姜棗這屋燈還在亮著,馬上就要參加市級比賽了,要想好該如何安排參賽面點。
蕭水生知道她緊張著沒打擾她。
姜棗披著一件薄衣服坐在窗邊,借著燈光看圖紙上面的花樣:“蘇淮州和段震云覬覦雨山酥,為的是全國大賽。”

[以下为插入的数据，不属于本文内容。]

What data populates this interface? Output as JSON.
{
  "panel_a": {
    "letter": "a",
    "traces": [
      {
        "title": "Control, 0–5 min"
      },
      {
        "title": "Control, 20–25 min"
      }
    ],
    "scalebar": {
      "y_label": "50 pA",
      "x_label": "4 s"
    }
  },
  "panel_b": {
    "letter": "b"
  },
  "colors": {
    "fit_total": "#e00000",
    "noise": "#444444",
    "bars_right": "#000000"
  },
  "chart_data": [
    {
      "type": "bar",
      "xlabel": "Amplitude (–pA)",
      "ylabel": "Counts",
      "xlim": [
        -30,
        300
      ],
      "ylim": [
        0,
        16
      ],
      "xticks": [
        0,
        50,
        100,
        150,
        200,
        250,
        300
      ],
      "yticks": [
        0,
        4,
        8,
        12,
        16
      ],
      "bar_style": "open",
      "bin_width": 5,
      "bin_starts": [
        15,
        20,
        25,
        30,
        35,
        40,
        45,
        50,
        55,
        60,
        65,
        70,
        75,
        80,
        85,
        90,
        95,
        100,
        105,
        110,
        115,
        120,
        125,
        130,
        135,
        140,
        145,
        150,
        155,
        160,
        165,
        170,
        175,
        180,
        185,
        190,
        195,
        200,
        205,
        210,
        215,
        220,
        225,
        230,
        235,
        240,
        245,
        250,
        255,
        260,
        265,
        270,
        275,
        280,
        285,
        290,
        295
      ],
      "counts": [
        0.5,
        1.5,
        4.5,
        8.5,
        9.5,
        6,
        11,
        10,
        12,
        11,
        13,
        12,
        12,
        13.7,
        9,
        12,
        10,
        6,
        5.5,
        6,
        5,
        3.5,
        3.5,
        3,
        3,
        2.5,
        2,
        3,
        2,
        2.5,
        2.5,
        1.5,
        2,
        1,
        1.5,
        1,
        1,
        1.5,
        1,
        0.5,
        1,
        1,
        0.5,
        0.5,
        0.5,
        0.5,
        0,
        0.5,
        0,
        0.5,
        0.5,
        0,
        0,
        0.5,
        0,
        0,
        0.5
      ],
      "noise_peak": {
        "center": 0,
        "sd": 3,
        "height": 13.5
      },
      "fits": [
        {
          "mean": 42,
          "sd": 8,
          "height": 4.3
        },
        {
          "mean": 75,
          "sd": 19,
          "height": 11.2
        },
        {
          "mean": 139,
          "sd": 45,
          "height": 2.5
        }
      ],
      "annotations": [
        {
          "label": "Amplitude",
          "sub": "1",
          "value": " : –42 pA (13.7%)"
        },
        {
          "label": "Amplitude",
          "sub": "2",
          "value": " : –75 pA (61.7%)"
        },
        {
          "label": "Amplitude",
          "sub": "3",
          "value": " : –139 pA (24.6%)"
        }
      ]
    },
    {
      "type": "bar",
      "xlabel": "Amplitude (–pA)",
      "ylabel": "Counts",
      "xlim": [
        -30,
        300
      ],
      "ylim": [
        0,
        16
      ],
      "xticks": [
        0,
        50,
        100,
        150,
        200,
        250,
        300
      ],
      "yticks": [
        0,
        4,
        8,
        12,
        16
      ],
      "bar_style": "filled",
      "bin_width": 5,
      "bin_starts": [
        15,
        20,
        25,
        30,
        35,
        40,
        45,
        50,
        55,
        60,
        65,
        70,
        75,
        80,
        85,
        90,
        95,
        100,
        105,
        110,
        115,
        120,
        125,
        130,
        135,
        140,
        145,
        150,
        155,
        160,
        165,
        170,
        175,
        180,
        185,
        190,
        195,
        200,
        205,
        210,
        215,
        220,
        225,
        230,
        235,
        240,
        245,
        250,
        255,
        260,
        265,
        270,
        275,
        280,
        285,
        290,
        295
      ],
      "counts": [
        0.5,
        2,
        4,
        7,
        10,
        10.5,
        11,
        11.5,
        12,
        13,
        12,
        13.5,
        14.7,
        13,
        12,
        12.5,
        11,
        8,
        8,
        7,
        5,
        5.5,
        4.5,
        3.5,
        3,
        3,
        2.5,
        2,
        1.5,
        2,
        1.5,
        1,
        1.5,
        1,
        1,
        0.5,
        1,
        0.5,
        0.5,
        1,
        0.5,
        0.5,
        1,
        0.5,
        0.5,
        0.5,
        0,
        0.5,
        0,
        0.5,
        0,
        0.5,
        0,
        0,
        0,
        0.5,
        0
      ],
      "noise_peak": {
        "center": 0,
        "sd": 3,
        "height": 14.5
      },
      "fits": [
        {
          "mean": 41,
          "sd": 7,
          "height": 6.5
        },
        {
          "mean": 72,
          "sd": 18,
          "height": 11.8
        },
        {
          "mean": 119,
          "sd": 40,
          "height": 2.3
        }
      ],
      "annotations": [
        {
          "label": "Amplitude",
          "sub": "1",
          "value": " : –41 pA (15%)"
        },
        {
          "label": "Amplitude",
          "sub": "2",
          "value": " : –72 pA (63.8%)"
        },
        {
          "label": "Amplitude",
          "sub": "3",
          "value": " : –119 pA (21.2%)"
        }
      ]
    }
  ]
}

蕭水生:“那是自然,怎么,你打算市級比賽用出來,直接斷了他們的念想?”
姜棗雖不詫異蕭水生能猜出她心里的想法,仍舊被他猜的如此精準感到驚嘆。
這人智商高到恐怖了。
“嗯……”姜棗覺得,藏起來只會讓他們不停的覬覦,以后說不定會搞出什么事情來。
蕭水生贊同:“那你要自己設計好其余的參賽作品了,全國大賽的廚師水平肯定各有千秋,想要得到好名次,可不容易。”
她在市級比賽拿出雨山酥,可謂是牛刀小試,市級比賽就沒了能依仗的東西。
姜棗明白這個道理:“我自己會想把發解決這件事的。”
做下決定前她已經想好了利弊,也想到對應的辦法了。
畫完稿子,她把今天賺的錢放到錢匣子里,里面都是她存的錢,有多少,什么面額,蕭水生一概不知道。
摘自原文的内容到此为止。